Le 20 mai 2016 - 483 mots

Enghien-les-Bains - De façon inattendue, trois cyprès sont placés au centre de la première œuvre que découvre le visiteur d’« Hémisphères », exposition inaugurale qui constitue l’un des temps forts de « Mondes sensibles », la neuvième Biennale internationale des arts numériques d’Enghien-les-Bains.

Eau de Paris-Cyprès, c’est son nom, est une installation d’autosuffisance vitale pour trois arbustes de Fabien Léaustic. Elle se veut à la fois un symbole d’hospitalité et un rappel de la présence de la nature « partout, jusque dans nos ordinateurs ». Le dispositif, une structure métallique en forme de dodécaèdre reproduisant le principe des « jonctions universelles », fonctionne comme « une sorte d’excroissance technologique apportant l’indispensable aux plantes », pour autant qu’il soit alimenté en électricité, explique l’artiste : démiurge ou bricoleur ? Ses cyprès sous perfusion semblent mimer les cultures hors sol. À l’étage, le LAAB (Laboratoire associatif d’art & de botanique) composé
de deux artistes et d’un ingénieur, et dont la recherche est axée « sur le développement et la mise en valeur de données relatives au vivant », présente Variation pour montée de sève.

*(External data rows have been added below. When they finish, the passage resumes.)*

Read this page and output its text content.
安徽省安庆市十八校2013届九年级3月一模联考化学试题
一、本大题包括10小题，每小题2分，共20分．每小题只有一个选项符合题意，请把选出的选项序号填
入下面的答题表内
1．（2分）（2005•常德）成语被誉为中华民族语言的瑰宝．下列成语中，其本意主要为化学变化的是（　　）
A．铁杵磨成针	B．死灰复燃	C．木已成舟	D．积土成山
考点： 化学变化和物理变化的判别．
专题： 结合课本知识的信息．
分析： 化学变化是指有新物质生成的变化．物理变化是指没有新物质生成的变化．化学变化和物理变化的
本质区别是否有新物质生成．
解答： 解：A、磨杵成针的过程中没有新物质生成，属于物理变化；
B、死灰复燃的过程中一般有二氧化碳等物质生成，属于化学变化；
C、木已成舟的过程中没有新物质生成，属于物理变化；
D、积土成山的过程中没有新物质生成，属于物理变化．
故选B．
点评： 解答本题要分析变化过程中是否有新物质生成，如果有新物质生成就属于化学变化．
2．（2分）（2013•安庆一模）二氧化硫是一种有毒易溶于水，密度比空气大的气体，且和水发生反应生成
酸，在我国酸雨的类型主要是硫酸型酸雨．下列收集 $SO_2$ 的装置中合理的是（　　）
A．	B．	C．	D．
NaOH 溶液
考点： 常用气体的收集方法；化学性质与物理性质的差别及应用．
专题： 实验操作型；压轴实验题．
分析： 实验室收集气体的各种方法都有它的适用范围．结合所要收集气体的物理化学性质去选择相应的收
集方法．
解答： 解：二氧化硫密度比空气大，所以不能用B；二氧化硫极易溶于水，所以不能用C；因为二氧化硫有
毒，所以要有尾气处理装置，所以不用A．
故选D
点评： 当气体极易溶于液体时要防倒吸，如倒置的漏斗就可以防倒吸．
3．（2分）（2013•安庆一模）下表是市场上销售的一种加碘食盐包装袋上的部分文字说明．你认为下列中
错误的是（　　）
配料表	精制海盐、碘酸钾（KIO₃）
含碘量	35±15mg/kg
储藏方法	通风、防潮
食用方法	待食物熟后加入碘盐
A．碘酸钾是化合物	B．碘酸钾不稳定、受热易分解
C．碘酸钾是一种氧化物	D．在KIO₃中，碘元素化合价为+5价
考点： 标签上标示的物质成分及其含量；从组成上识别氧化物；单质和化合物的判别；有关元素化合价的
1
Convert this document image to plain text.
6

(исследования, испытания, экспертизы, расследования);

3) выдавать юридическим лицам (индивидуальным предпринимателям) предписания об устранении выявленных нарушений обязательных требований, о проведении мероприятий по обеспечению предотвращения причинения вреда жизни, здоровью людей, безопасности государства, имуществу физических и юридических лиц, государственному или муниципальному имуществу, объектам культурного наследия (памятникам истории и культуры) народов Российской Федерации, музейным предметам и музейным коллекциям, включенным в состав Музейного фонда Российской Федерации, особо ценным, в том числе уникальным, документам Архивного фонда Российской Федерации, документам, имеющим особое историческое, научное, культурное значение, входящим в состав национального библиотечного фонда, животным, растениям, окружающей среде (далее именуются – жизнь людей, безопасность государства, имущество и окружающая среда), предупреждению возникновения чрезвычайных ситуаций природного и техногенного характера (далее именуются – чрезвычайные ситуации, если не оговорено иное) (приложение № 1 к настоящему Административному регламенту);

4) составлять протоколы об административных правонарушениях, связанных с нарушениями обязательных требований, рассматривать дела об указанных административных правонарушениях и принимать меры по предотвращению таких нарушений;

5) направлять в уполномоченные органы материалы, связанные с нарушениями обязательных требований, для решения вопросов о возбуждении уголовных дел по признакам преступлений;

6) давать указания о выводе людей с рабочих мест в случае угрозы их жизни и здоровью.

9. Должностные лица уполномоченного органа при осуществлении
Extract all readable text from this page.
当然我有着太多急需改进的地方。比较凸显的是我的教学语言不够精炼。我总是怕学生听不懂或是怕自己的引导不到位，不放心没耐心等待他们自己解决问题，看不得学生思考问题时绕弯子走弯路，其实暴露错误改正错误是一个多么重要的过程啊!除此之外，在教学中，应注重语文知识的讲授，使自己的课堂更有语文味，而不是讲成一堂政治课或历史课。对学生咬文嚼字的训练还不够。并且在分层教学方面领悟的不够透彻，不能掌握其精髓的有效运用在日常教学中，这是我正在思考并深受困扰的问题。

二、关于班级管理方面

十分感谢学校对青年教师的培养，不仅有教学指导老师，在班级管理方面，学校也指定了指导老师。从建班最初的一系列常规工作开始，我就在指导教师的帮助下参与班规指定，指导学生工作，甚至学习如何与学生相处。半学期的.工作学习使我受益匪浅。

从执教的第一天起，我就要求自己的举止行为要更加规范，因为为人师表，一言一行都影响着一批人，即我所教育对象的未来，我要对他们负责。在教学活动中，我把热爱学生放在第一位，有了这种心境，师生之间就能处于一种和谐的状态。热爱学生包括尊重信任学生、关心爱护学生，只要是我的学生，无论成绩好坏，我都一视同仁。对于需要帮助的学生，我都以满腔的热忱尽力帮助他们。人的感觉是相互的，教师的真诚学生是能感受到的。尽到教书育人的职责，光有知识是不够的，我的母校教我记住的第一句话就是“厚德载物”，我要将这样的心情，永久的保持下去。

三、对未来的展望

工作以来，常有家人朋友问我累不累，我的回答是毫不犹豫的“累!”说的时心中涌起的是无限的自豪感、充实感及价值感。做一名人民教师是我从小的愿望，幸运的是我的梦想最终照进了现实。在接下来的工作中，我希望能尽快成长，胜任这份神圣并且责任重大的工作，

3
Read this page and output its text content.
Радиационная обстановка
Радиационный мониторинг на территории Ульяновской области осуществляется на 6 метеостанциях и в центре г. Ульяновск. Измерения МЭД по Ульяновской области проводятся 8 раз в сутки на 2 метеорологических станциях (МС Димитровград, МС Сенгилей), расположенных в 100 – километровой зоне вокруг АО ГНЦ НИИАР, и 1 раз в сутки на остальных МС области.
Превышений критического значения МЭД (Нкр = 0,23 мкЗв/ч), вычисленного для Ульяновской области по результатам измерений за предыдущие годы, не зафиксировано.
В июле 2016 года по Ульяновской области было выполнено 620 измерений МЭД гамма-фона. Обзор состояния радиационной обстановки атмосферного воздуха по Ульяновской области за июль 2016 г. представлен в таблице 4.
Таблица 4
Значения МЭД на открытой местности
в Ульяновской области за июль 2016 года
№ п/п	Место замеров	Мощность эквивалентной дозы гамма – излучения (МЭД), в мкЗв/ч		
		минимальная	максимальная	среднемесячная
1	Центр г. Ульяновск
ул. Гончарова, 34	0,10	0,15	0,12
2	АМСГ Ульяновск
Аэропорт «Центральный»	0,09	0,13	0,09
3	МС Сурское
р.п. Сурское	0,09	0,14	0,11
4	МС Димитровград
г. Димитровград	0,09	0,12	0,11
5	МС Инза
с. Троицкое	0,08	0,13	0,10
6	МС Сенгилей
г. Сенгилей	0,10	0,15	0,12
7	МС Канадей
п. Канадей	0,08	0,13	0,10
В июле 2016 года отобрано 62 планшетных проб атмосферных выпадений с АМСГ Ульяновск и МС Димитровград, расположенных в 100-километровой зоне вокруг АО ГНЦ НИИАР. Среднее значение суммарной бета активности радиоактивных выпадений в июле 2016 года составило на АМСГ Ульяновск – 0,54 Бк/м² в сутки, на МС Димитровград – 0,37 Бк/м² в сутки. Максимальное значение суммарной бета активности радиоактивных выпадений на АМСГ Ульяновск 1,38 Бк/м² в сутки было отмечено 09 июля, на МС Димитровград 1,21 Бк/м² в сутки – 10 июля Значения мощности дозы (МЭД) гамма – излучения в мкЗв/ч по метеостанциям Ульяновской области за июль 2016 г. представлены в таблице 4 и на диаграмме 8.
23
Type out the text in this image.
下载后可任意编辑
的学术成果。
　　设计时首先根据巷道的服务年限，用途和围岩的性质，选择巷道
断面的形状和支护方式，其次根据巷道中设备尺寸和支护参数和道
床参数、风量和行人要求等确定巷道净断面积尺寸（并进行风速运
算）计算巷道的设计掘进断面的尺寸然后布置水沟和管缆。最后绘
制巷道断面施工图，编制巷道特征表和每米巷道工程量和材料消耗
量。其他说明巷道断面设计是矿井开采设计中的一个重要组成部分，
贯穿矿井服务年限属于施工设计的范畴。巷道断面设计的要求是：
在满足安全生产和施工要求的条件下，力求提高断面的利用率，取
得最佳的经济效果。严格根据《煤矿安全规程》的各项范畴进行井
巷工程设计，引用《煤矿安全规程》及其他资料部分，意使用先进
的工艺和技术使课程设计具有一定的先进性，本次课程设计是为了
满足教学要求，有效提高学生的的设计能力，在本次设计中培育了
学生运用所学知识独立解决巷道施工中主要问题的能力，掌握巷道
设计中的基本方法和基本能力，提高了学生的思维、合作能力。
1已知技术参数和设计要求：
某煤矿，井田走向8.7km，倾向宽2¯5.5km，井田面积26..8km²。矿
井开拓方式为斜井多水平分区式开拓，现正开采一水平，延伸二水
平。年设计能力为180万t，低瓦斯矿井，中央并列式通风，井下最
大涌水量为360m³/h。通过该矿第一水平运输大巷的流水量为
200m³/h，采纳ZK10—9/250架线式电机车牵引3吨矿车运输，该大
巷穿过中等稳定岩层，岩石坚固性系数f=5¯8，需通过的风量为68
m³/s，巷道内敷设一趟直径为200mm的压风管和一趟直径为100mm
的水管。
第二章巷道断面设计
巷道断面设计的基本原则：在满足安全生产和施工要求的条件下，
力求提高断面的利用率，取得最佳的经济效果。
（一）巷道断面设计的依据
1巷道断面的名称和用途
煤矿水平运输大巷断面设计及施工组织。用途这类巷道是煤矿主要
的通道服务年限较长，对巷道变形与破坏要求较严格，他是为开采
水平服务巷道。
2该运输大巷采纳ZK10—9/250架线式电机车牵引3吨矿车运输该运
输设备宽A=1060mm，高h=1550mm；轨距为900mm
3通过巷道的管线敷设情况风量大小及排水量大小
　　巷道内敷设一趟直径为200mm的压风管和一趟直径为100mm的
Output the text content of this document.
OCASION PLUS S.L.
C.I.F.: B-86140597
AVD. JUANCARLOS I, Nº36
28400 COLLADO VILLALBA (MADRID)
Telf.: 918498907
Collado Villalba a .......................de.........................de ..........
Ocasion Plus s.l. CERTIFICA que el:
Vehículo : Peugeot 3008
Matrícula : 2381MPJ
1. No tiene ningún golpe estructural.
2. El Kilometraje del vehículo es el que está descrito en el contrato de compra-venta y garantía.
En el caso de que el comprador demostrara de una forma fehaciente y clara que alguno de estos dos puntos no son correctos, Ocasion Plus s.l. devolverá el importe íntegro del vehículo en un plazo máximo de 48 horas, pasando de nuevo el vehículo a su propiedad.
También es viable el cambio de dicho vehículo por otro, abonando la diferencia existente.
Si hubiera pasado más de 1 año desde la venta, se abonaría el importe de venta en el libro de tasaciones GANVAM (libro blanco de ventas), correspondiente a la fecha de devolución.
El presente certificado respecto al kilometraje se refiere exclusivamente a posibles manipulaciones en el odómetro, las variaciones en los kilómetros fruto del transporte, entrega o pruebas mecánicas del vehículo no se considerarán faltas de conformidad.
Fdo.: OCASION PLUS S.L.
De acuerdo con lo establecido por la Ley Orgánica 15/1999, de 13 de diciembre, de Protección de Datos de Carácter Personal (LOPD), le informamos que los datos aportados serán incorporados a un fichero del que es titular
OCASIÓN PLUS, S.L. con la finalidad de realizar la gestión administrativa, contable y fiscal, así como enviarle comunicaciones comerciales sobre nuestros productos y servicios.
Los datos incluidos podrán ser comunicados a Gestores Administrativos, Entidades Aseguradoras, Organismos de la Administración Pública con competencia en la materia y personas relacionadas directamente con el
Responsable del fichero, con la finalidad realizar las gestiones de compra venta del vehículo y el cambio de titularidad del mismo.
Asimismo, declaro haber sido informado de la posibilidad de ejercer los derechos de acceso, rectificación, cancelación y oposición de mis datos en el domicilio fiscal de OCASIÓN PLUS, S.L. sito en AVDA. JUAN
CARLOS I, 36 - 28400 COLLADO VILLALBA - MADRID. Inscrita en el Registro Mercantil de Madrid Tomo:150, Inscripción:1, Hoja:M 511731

En prenant le pouls d’une plante verte reliée à des capteurs, l’œuvre consiste à traduire de manière tangible – de façon lumineuse ou sonore – la vitesse et l’écoulement du suc végétal. Biorythmes et algorithmes, le concept emprunte aux techniques modernes de jardinage connecté – qui permettent aujourd’hui d’être alerté sur son smartphone des besoins d’arrosage de son gardénia. Qualifiées de « fictions biologiques », les deux installations sont, comme l’ensemble de l’exposition, placées sous le signe des imaginaires scientifiques. Faut-il voir dans leur ancrage physique une réaction à la séduction des écrans et de la réalité virtuelle ?

La fascination des cultures digitales pour l’organique n’est pas nouvelle ; en ouvrant, avec sa lapine de laboratoire fluorescente Alba le champ de l’art transgénique, l’artiste Eduardo Kac en fut, dès le début des années 2000, l’un des pionniers les plus radicaux. « Matrice inépuisable d’inspiration […], la Nature n’a jamais été aussi maîtrisée, malmenée, numérisée et sublimée », lisait-on en introduction du catalogue de l’exposition « Natures artificielles » programmée en 2013 dans le cadre du festival Exit à la Maison des arts de Créteil, qui donnait à voir « des parcelles de nature interactives».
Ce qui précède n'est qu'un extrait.